The break in the case came when DNA from blood under Maria Martinez's fingernails matched Uribe. Uribe and several other family members had submitted DNA to authorities in March. Phone records also placed Uribe in the area when the murders occurred.

Uribe and Ramos confessed to the murders and were charged with first-degree murder and held without bail.

=== Background of the suspects ===
Uribe and Ramos were in a committed relationship and were living in the Little Village neighborhood of Chicago with their young child at the time of the murders. Uribe did not have any previous arrests though Ramos had been arrested in Cicero on October 6, 2015, for allegedly shoplifting. Both stated that they needed money for milk and diapers for their son as well as for a car.

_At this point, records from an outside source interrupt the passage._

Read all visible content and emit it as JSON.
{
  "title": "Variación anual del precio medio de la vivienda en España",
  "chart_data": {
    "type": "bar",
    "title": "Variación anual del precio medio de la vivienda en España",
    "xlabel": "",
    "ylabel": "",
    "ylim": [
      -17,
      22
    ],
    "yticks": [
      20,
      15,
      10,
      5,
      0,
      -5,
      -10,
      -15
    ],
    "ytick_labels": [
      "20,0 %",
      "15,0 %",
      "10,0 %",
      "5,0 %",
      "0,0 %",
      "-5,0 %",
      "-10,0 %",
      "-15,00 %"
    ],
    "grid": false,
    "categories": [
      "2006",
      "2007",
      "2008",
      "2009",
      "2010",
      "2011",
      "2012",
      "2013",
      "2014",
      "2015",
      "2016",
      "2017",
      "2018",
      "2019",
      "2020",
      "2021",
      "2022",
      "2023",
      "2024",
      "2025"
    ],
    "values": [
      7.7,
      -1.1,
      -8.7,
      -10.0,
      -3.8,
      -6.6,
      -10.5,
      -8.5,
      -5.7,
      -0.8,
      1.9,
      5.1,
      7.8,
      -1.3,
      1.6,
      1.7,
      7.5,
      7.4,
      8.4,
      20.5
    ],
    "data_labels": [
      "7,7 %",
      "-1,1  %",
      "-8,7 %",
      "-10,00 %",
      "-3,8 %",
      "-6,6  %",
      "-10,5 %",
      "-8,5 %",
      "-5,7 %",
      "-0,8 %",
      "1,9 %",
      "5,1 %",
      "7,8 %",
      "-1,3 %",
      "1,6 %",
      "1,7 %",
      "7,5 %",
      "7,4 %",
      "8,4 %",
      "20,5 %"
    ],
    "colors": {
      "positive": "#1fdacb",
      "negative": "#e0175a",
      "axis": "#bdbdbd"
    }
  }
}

Uribe was a frequent visitor to the Martinez household and was apparently a close friend of the two boys, with a neighbor stating, "[he] played with those kids all the time. That family loved him." However, there was apparently tension between Uribe and Maria Martinez over Martinez's divorce from Uribe's uncle. Uribe told police that he had "a lot of anger" over how she treated his uncle. Loudes Oliva, who raised Ramos, also stated that Uribe was very controlling of her and did not allow her to take showers, put on makeup or leave their home without his permission.

== Victims ==
- Noe Martinez Sr., 62
- Rosaura Martinez, 58, wife of Noe Martinez
- Noe Martinez Jr., 38, son of Noe and Rosaura Martinez
- Maria Herminia Martinez, 32, daughter of Noe and Rosaura Martinez
- Leonardo "Leo" Cruz, 13, son of Maria Martinez
- Alexis "Alexi" Cruz, 10, son of Maria Martinez

All of the victims were to be buried in Mexico. The Mexican Consulate of Chicago assisted in moving the bodies to Mexico.